News from the Swamp...
In the Executive Branch, the President departed from his conservative base by promising to sign Medicare "reform" legislation designed to provide prescription drugs to all seniors. Administration "pragmatists" know that almost 70% of voters 65 and over showed up at the polls in 2000, but this is some very expensive pandering, both economically and politically. In reality, there is no crisis over the increased cost of medications.
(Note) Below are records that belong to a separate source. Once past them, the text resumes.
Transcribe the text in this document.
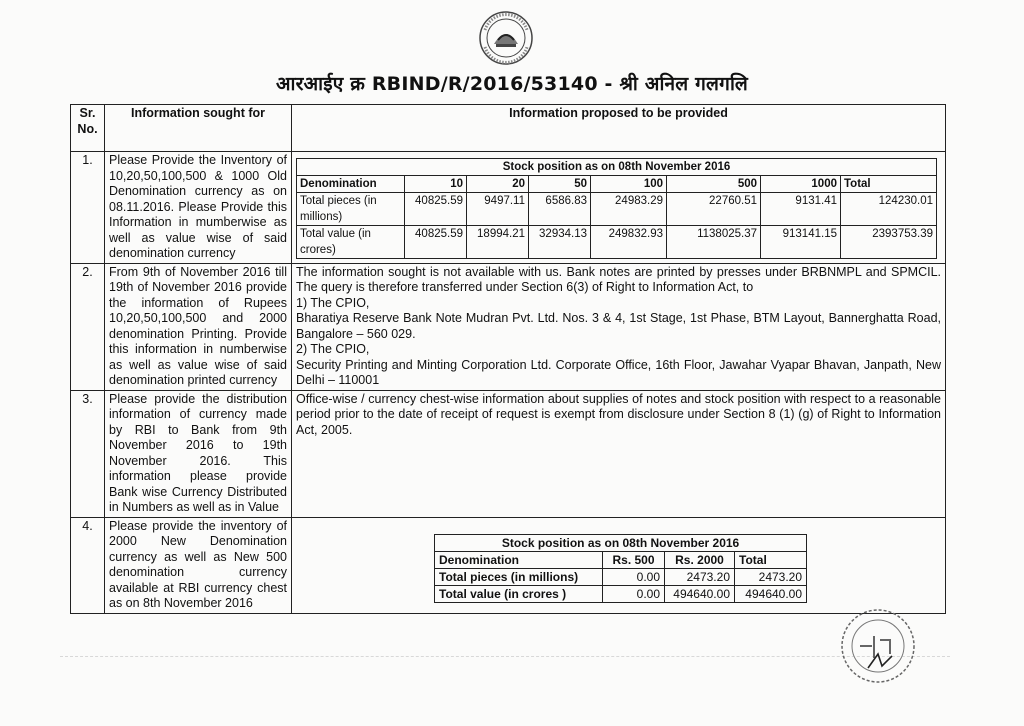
आरआईए क्र RBIND/R/2016/53140 - श्री अनिल गलगलि
Sr. No.	Information sought for	Information proposed to be provided
1.	Please Provide the Inventory of 10,20,50,100,500 & 1000 Old Denomination currency as on 08.11.2016. Please Provide this Information in mumberwise as well as value wise of said denomination currency	
Stock position as on 08th November 2016
Denomination	10	20	50	100	500	1000	Total
Total pieces (in millions)	40825.59	9497.11	6586.83	24983.29	22760.51	9131.41	124230.01
Total value (in crores)	40825.59	18994.21	32934.13	249832.93	1138025.37	913141.15	2393753.39

2.	From 9th of November 2016 till 19th of November 2016 provide the information of Rupees 10,20,50,100,500 and 2000 denomination Printing. Provide this information in numberwise as well as value wise of said denomination printed currency	

The information sought is not available with us. Bank notes are printed by presses under BRBNMPL and SPMCIL. The query is therefore transferred under Section 6(3) of Right to Information Act, to

1) The CPIO,

Bharatiya Reserve Bank Note Mudran Pvt. Ltd. Nos. 3 & 4, 1st Stage, 1st Phase, BTM Layout, Bannerghatta Road, Bangalore – 560 029.

2) The CPIO,

Security Printing and Minting Corporation Ltd. Corporate Office, 16th Floor, Jawahar Vyapar Bhavan, Janpath, New Delhi – 110001

3.	Please provide the distribution information of currency made by RBI to Bank from 9th November 2016 to 19th November 2016. This information please provide Bank wise Currency Distributed in Numbers as well as in Value	Office-wise / currency chest-wise information about supplies of notes and stock position with respect to a reasonable period prior to the date of receipt of request is exempt from disclosure under Section 8 (1) (g) of Right to Information Act, 2005.
4.	Please provide the inventory of 2000 New Denomination currency as well as New 500 denomination currency available at RBI currency chest as on 8th November 2016	
Stock position as on 08th November 2016
Denomination	Rs. 500	Rs. 2000	Total
Total pieces (in millions)	0.00	2473.20	2473.20
Total value (in crores )	0.00	494640.00	494640.00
Indeed, only 5% of Medicare recipients in the most recent year of record had out-of-pocket prescription costs exceeding $2,000, according to the Congressional Budget Office, and most retirees are privately insured.
Furthermore, even if there WERE such a crisis, the Constitution unambiguously prohibits the federal government from addressing such issues, reserving them instead for the state and local governments. The President's commitment to sign the Medicare legislation, like his promise to renew the 1994 Clinton-Feinstein-Schumer gun-control law scheduled to sunset in September of 2004, is pragmatic hogwash that flies in the face of both the Constitution and his conservative base.
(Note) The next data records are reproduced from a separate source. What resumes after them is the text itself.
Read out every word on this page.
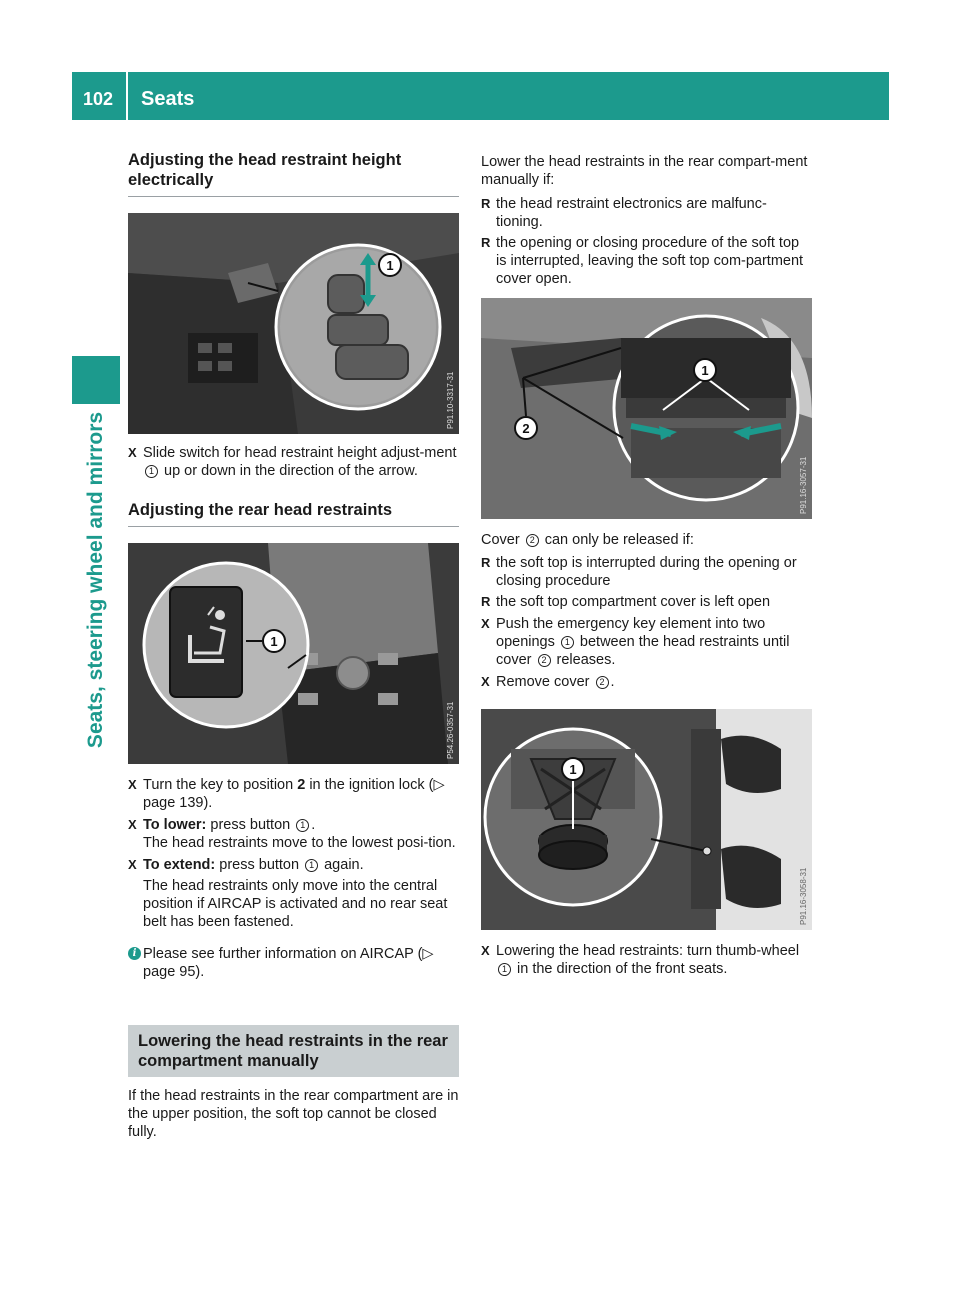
102	Seats
Seats, steering wheel and mirrors
Adjusting the head restraint height electrically
1
P91.10-3317-31

X Slide switch for head restraint height adjust-ment 1 up or down in the direction of the arrow.

Adjusting the rear head restraints
1
P54.26-0357-31

X Turn the key to position 2 in the ignition lock (▷ page 139).

X To lower: press button 1 .
The head restraints move to the lowest posi-tion.

X To extend: press button 1 again.

The head restraints only move into the central position if AIRCAP is activated and no rear seat belt has been fastened.

i Please see further information on AIRCAP (▷ page 95).

Lowering the head restraints in the rear compartment manually

If the head restraints in the rear compartment are in the upper position, the soft top cannot be closed fully.

Lower the head restraints in the rear compart-ment manually if:

R the head restraint electronics are malfunc-tioning.

R the opening or closing procedure of the soft top is interrupted, leaving the soft top com-partment cover open.

1
2
P91.16-3057-31

Cover 2 can only be released if:

R the soft top is interrupted during the opening or closing procedure

R the soft top compartment cover is left open

X Push the emergency key element into two openings 1 between the head restraints until cover 2 releases.

X Remove cover 2 .

1
P91.16-3058-31

X Lowering the head restraints: turn thumb-wheel 1 in the direction of the front seats.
In the House, Rep. Ron Paul's amendment to withdraw the U.S. from the UN was defeated this week by a vote of 350-74. You may recall that The Federalist's public opinion service, PatriotPetitions.US, sponsored a petition in support of this amendment, entreating President George Bush, Speaker of the House Dennis Hastert and Senate Majority Leader Bill Frist "...to terminate all participation by the United States in the United Nations, terminate any and all U.S. taxpayer-funded support for the UN, and prohibit American Armed Forces from serving under the command of the United Nations anywhere in the world." While we did not expect Rep. Paul's amendment to pass, the fact that 73 members of the House joined Rep. Paul in support of this amendment and that some 40,000 of our readers registered their support for it, certainly serves to keep the heat on UN oversight. (Footnote: Atop the UN's current wish list is a $1 billion interest-free loan from U.S. taxpayers for renovations on the UN headquarters building in New York.)
Undeterred, Rep. Paul proposed H.J. Resolution 15, "an amendment to the Constitution of the United States relative to abolishing personal income, estate, and gift taxes and prohibiting the United States Government from engaging in business in competition with its citizens." We are on board with this one!
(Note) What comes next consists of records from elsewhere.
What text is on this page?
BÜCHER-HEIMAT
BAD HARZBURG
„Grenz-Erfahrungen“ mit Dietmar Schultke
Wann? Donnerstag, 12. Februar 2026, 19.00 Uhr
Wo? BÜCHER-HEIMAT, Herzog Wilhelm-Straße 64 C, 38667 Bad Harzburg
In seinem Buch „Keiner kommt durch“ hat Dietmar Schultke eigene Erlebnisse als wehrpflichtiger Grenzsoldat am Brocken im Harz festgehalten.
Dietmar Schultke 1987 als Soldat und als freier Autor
In other sovereignty-relevant actions, the House voted 226-198 to regulate "matricula consular" identification cards as a national security risk. Demos, predictably, promptly denounced the national protection measure as "anti-Hispanic."
In the Senate, there is a bill pending to protect food manufacturers and sellers from the Kleptocracy, trial lawyers who are now hawking "obesity-liability" lawsuits. Sen. Mitch McConnell introduced the legislation prohibiting lawsuits by folks claiming food companies and restaurants made them obese. "This bill does not outlaw any of the traditional litigation nor does it immunize the food industry," Mr. McConnell said. "But what it does do is nip in the bud this absurd new predatory practice [of suing food producers in class-action lawsuits]." You know, it's modeled after the now-infamous tobacco litigation, which did no good but made some Clintonista trial lawyers very rich.
Speaking of food, Demo presidential candidate Sen. John "Ketchup" Kerry, who made his millions the old-fashioned way (by marrying the Heinz fortune heiress), has missed 47% of Senate votes this year, while Sen. Joe LIEberman has only missed 34%.